また、緑の OX99-11 だけ、ライセンスプレート (ナンバープレート) がついています。この KI OXY というライセンスプレートは、OX99-11 がイギリスで登録して走行していた時の、本物のライセンスプレートです。
続いて、二輪車レース車両のデモ走行です。
二輪車でも、レース車両はコースを周回します。出だしは様子見なのかそれほど速くない速度で立ち上がっていきましたが、2 周目は、予想以上に本気の走りでカッ飛んでいて驚きました。
平選手のオートバイというイメージの TECH 21 カラーの FZR 750 は、河崎 裕之さんという、かつてのライダーが乗っていました。私はこの日まで知らない方でしたが、WGP で複数回表彰台に立つなど実績のあるライダーの方でした。
当初のスケジュールだと、この後記念撮影があって終わりなのですが、なんと、この時間になっても、まだ駐車場からのシャトルバスに乗って新たにやってくる人がたくさんいる状態であったため、急遽 16:00 から、1 回目より短縮バージョンですが、2 回目の走行セッションが行われることになりました。
1 回目の走行では、なかなかピントが合わなかったり、手振れがあったりと、あまり綺麗な写真が撮れなかったので、駐車場への出入りだと速度が遅いので、車両の写真が撮りやすいだろうということで、2 回目のデモ走行は、コース脇ではなく、コースへの出入り口近くで見ることにしました。
狙い通り、速度を落として走る車両を撮影できました。
2 回目のセッションの、1 回目より台数を減らしての二輪車市販車デモ走行が終わり、二輪車レーサーのデモ走行が始まったぐらいの時間に、時刻でいうと 16:30 ぐらいだったでしょうか、アナウンスで 「駐車場から乗客を乗せた最後のシャトルバスがただいま到着しました」 と流れていました。すごく遅れてきた 2、3 人が乗っているのかな? と思って到着したばかりのバスの方を見ると、ほぼ満席でした。もうイベントはほとんど終わっているのに、駐車場でシャトルバスを待つ行列にずっと並んでいて、この時間になってやっと会場に辿り着けた人がいたということのようです。

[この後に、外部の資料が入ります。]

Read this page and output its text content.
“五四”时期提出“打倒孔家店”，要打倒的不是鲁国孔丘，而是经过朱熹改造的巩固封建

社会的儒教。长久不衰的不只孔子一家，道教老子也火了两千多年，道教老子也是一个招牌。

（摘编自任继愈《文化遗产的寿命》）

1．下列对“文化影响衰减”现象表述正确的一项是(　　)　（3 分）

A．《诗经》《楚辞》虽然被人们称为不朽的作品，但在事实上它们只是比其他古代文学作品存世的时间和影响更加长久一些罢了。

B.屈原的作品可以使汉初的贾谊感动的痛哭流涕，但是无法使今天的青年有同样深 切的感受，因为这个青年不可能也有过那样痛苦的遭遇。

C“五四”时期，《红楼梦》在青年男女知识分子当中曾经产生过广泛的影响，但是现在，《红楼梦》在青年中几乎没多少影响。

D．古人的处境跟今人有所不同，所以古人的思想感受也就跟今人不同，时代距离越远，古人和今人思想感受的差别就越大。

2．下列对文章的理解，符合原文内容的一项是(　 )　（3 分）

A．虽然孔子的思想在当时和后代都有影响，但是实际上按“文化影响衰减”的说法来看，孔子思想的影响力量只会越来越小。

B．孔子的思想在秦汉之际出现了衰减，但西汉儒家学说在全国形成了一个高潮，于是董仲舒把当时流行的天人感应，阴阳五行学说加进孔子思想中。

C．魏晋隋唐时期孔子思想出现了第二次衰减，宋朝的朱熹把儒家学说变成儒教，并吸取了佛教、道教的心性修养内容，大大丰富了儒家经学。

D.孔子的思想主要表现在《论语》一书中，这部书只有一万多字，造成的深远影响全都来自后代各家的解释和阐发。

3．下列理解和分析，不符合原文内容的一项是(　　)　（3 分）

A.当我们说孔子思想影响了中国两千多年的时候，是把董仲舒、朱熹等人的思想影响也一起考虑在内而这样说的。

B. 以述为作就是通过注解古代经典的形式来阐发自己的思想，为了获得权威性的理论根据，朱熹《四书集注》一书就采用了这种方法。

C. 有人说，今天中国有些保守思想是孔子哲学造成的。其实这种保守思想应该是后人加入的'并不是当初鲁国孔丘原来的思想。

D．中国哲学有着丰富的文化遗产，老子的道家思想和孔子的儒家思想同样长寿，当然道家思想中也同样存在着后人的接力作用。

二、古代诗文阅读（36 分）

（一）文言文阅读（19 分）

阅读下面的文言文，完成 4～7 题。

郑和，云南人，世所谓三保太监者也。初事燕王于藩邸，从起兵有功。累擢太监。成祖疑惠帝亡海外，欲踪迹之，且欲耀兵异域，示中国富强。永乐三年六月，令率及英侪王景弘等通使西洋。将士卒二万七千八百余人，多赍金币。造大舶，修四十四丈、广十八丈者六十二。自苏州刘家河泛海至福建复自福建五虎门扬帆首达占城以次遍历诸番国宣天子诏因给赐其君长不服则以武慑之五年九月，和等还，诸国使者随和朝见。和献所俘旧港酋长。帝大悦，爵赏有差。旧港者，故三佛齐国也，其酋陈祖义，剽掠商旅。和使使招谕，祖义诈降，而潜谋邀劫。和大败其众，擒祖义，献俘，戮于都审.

2 回目のセッションをやると聞いた時はすごいサービス精神だなと思いましたが、その状況だとやらざるを得なかったのでしょうね…
さらに 16:51 には日没です。
最後の四輪車のセッションは、ヘッドライトのある車両ばかりなので、とりあえず走行はできそうです。写真は厳しい… 駐車場では、トヨタ 2000GT が走行の準備で小さく移動していましたが、リトラクタブルヘッドライトを上げて、バックランプとブレーキランプが点いている状態のトヨタ 2000GT という、それなりに珍しい写真が撮れました。
OX99-11 もヘッドライト、テールランプを点けてのコースインです。
周回コースの反対側は観客は入れないのですが、表側の駐車場の端っこの方へ行くと少し見える部分があります。1 回目の走行時にはコース脇に 3、4 重に人垣が出来ていたので、コース脇へ来ることを諦めて、そちらで見ている人がいました。1 回目の時もそちらにも興味があったのですが、人が多いので、一旦場所を離れるとすぐにその場所を他の人に取られてしまい、戻ってくると人垣の後ろからしか撮影できなくなるため、移動を諦めていました。今回はコース脇はガラガラで、自分の場所を一度離れても支障なく戻ってこれるので、そちらにも移動して撮影してみました。

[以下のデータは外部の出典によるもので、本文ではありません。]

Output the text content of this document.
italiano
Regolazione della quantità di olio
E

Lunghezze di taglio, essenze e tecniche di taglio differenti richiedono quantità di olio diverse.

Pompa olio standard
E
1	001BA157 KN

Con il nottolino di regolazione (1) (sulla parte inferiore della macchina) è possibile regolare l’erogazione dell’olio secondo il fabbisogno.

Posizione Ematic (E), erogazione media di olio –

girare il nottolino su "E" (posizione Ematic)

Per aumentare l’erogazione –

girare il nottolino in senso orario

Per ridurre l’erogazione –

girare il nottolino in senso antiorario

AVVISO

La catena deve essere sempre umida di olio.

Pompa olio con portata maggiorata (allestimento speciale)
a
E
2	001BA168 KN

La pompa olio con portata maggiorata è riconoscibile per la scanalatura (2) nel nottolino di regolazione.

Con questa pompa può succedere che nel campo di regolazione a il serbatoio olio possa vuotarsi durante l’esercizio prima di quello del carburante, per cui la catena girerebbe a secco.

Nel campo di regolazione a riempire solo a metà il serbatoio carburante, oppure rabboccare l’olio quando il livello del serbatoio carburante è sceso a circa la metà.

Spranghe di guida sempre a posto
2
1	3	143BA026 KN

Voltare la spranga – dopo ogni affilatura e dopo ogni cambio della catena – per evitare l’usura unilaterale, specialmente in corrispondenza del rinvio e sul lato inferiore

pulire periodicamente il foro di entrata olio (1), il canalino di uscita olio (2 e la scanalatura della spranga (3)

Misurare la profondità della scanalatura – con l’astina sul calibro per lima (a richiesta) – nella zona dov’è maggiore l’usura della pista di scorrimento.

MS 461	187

ヘッドライトを点けていることもあって、ル・マン 24 のような耐久レースを見ているような雰囲気でした。コースのゴール部分に戻ってくる OX99-11 とトヨタ 2000GT も、やはり耐久レースのゴールのような感じです。昼のイベントとは違う雰囲気で、これもなかなかよかったです。
最後に OX99-11 と記念写真を撮ってもらいました。
現地でも、また、現地に到着するまでも、リアルタイムの情報不足を感じました。現地のアナウンスは、コントロールタワーのすぐ近くでしか聞こえませんでした。
イ ベント公式 Twitter アカウントを事前に周知しておいて、そのアカウントでリアルタイムに 「次に走る車両は XX です」 と tweet してくれたり、駐車場問題にしても、そのアカウントで 「コースの二輪駐車場は満車になりました。四輪車と同じ駐車場へ向かってください」 などと情報発信してくれると、開催者側にとってはあまり大きな負担とならずに、参加者からは情報がよく見えるようになるので、そのような方法を次回は取っ て欲しいと思いました。
上記のような改善の提案はあるのですが、今回のイベントは、ヤマハさんの予想をはるかに上回る人が来てしまったようで、それに伴って運営上の問題がいくつも発生してしまったというだけで、本質的には来客側の問題であったとも言えます。ヤマハの方々は、想定外に状況に対して、それなりに良く対応されていたのかなと思います。今回は 8 年振りの開催ということで人がたくさん来すぎてしまったということがあると思います。毎年やれば、もう少し人が分散すると思うので、来年以降も着実に毎年開催してくれるとよいなぁ、と思いました。